Award Information
Description of original award (Fiscal Year 2009, $112,522)
This grant program is authorized by the American Recovery and Reinvestment Act of 2009 (Public Law 111-5) (the 'Recovery Act') and by 42 U.S.C. 3751(a). The stated purposes of the Recovery Act are: to preserve and create jobs and promote economic recovery; to assist those most impacted by the recession; to provide investments needed to increase economic efficiency by spurring technological advances in science and health; to invest in transportation, environmental protection, and other infrastructure that will provide long-term economic benefits; and to stabilize state and local government budgets, in order to minimize and avoid reductions in essential services and counterproductive state and local tax increases. The Recovery Act places great emphasis on accountability and transparency in the use of taxpayer dollars.
Among other things, it creates a new Recovery Accountability and Transparency Board and a new website ' Recovery.gov ' to provide information to the public, including access to detailed information on grants and contracts made with Recovery Act funds.
The Justice Assistance Grant (JAG) Program funded under the Recovery Act is the primary provider of federal criminal justice funding to state and local jurisdictions. Recovery JAG funds support all components of the criminal justice system, from multi-jurisdictional drug and gang task forces to crime prevention and domestic violence programs, courts, corrections, treatment, and justice information sharing initiatives. Recovery JAG funded projects may address crime through the provision of services directly to individuals and/or communities and by improving the effectiveness and efficiency of criminal justice systems, processes, and procedures.

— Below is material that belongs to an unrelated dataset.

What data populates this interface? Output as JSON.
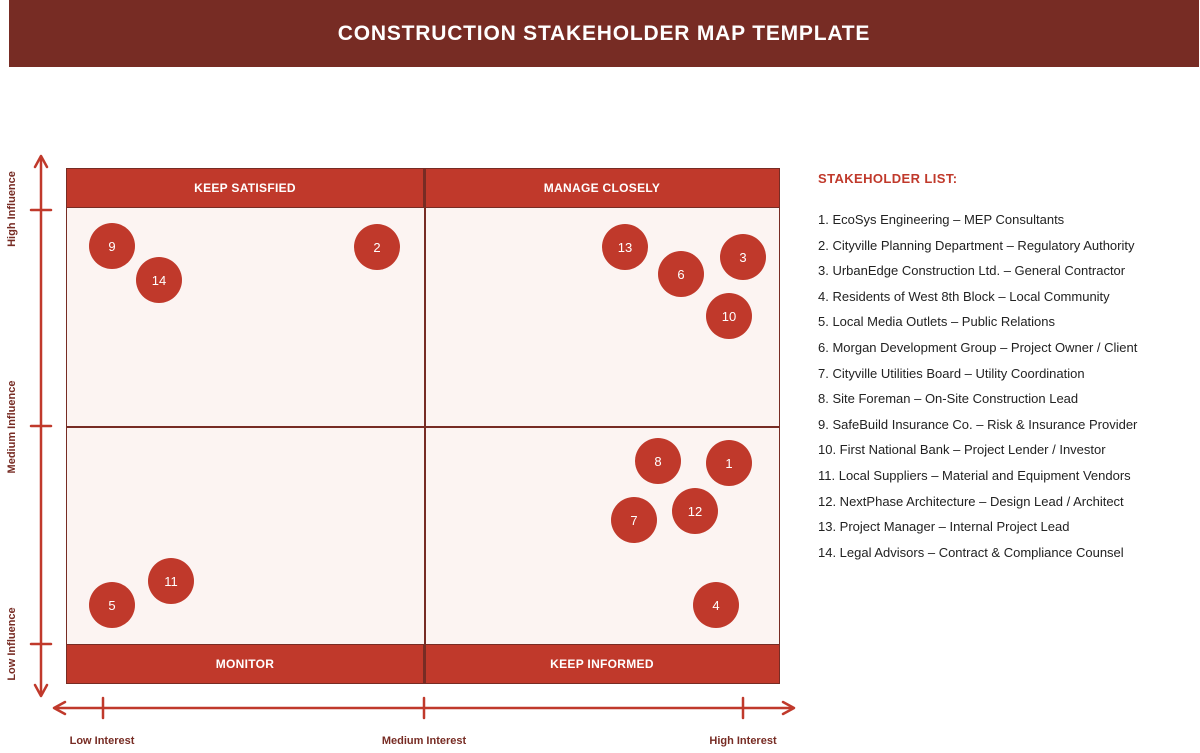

The City of Clarksdale and Coahoma County have been certified disparate and shall share the aggregate of funds allocated to them through the Recovery Act Justice Assistance Grant Program ($112,522.) The two agencies plan to use JAG funds to further their ability to meet the needs of forensic and technology by increasing the quality and timeliness of forensic evidence by constructing and managing a local criminal database of known fingerprints and palm prints. They plan to use the data base for automated searches of latent fingerprints and latent palm prints recovered at crime scenes and to reduce the backlog of unsolved cases containing unidentified latent fingerprints and palm prints. Grant funds will specifically be used to purchase a Live Scan System and a Tracker System, which is fingerprinting software. These systems would allow investigators to immediately analyze latent prints at the Clarksdale Police Department and Coahoma County Sheriff Department, as opposed to submitting them to the Mississippi crime lab.